Таким образом, становится понятным, что он “слеп” уже давно, но не отдает себе в этом отчета, потому что ему так удобно. Неудивительно, что только для него так долго остается тайной истинная сущность его чувства к Гертруде, ведь он давно предается блаженному самообману. Андре Жид писал: “…все мои книги суть книги иронические, это книги критические… “Пасторальная симфония” — критика определенной формы лжи самому себе» [15, 113]. Анри Клюар (H. Clouard) называет “Пасторальную симфонию” не чем иным, как сплошной иронией и ставит ее главного героя в один ряд с мольеровским персонажем: “Страстно любящий пастор, думая, что выполняет долг милосердия, становится почти Тартюфом, сам того не ведая. Какое бессознательное лицемерие, средство перерядить собственные грехи и истолковать поступки других!” [16, 40]. Пьер де Буасдеффр (P. de Boisdeffre) подчеркивает, что в “Пасторальной симфонии” нравственное лицемерие пастора только чуть замаскировано» [15, 112], что, как мы помним, было характерно и для персонажа “Тартюфа”.
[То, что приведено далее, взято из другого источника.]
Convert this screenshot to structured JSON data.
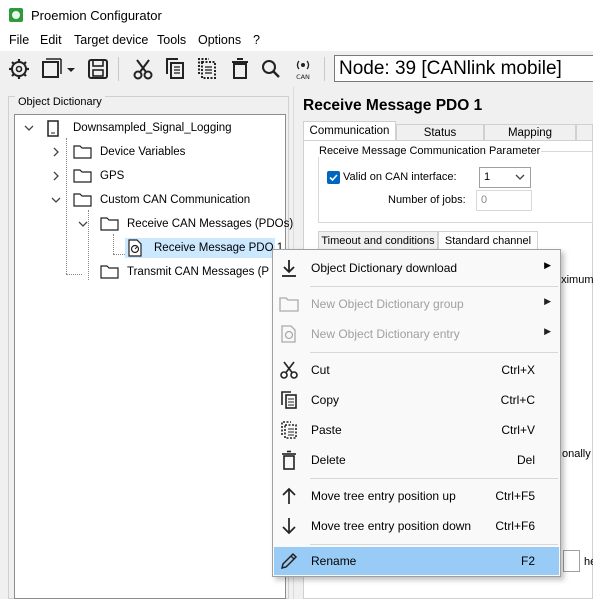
{
  "window": {
    "title": "Proemion Configurator",
    "app_icon": "proemion-app-icon"
  },
  "menubar": [
    "File",
    "Edit",
    "Target device",
    "Tools",
    "Options",
    "?"
  ],
  "toolbar": {
    "icons": [
      "settings-icon",
      "window-icon",
      "dropdown-arrow-icon",
      "save-icon",
      "cut-icon",
      "copy-icon",
      "paste-icon",
      "delete-icon",
      "search-icon",
      "can-icon"
    ],
    "can_label": "CAN",
    "node_label": "Node: 39 [CANlink mobile]"
  },
  "object_dictionary": {
    "legend": "Object Dictionary",
    "tree": [
      {
        "label": "Downsampled_Signal_Logging",
        "level": 0,
        "expanded": true
      },
      {
        "label": "Device Variables",
        "level": 1,
        "expanded": false
      },
      {
        "label": "GPS",
        "level": 1,
        "expanded": false
      },
      {
        "label": "Custom CAN Communication",
        "level": 1,
        "expanded": true
      },
      {
        "label": "Receive CAN Messages (PDOs)",
        "level": 2,
        "expanded": true
      },
      {
        "label": "Receive Message PDO 1",
        "level": 3,
        "selected": true
      },
      {
        "label": "Transmit CAN Messages (PDOs)",
        "level": 2
      }
    ]
  },
  "detail": {
    "title": "Receive Message PDO 1",
    "tabs": [
      "Communication",
      "Status",
      "Mapping"
    ],
    "active_tab": "Communication",
    "rx_group": {
      "legend": "Receive Message Communication Parameter",
      "valid_label": "Valid on CAN interface:",
      "valid_checked": true,
      "can_interface": "1",
      "jobs_label": "Number of jobs:",
      "jobs_value": "0"
    },
    "subtabs": [
      "Timeout and conditions",
      "Standard channel"
    ],
    "active_subtab": "Standard channel",
    "clipped_text": {
      "maximum": "aximum",
      "onally": "onally",
      "he": "he"
    }
  },
  "context_menu": {
    "items": [
      {
        "label": "Object Dictionary download",
        "icon": "download-icon",
        "submenu": true,
        "enabled": true
      },
      {
        "label": "New Object Dictionary group",
        "icon": "folder-icon",
        "submenu": true,
        "enabled": false
      },
      {
        "label": "New Object Dictionary entry",
        "icon": "entry-icon",
        "submenu": true,
        "enabled": false
      },
      {
        "label": "Cut",
        "icon": "cut-icon",
        "shortcut": "Ctrl+X",
        "enabled": true
      },
      {
        "label": "Copy",
        "icon": "copy-icon",
        "shortcut": "Ctrl+C",
        "enabled": true
      },
      {
        "label": "Paste",
        "icon": "paste-icon",
        "shortcut": "Ctrl+V",
        "enabled": true
      },
      {
        "label": "Delete",
        "icon": "delete-icon",
        "shortcut": "Del",
        "enabled": true
      },
      {
        "label": "Move tree entry position up",
        "icon": "arrow-up-icon",
        "shortcut": "Ctrl+F5",
        "enabled": true
      },
      {
        "label": "Move tree entry position down",
        "icon": "arrow-down-icon",
        "shortcut": "Ctrl+F6",
        "enabled": true
      },
      {
        "label": "Rename",
        "icon": "rename-icon",
        "shortcut": "F2",
        "enabled": true,
        "hovered": true
      }
    ]
  },
  "colors": {
    "selection": "#cce8ff",
    "hover": "#99cbf7",
    "accent": "#0067c0",
    "app_icon": "#2e9a3a"
  }
}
У пастора и Гертруды есть в тексте двойники, позволяющие автору глубже исследовать мотив зрения-слепоты. Зеркальными отражениями образа Гертруды являются образы жены пастора Амелии и его дочери Сары. Сара — синхронное отражение Гертруды. Автор почеркивает их сходство: они почти ровесницы, схожи телосложением, и наконец, даже одевают Гертруду в Сарину одежду. Сначала их сравнение не в пользу Гертруды. Сара спокойна, доброжелательна, ловка в работе, ласкова с младшими детьми, уважительна к родителям, воспитана. Гертруда неопрятна, “целые дни проводит у очага, держась настороже”, у нее “безразличное, тупое выражение лица”, она всегда “враждебна и насуплена”, “стонет и ворчит как животное”, на еду “набрасывается с животной жадностью”. Сара помогает матери в уходе за слепой и пастор очень благожелателен к ней, хотя не высказывает ей никакой благодарности и любви. Наоборот, глядя на Гертруду, он «погружается в глубокое разочарование» из-за того, что ее преображение не осуществилось мгновенно, “доходит до отчаяния, даже до равнодушия к ней”, “почти сожалеет о своем первоначальном порыве, и очень бы хотел никогда ее к себе не привозить” [5, 21–22]. Но позже, когда он уже ослеплен любовью к Гертруде и чрезвычайно горд собственной ролью в ее преображении, девушки в его сознании как бы меняются местами. Теперь уже Гертруда всегда доброжелательна, любознательна, нежна к пастору и его детям, отзывчива, ее лицо одухотворено, она никогда не проявляет “ни малейшего осуждения по адресу ближнего”. Дочь, напротив, вызывает у пастора разочарование: “я не могу открыть в Саре ничего, кроме самых вульгарных склонностей. Подобно матери, она озабочена только самыми мелочными хлопотами, даже черты ее лица, не одухотворенные никаким внутренним пламенем, потускнели и затвердели” [5, 80].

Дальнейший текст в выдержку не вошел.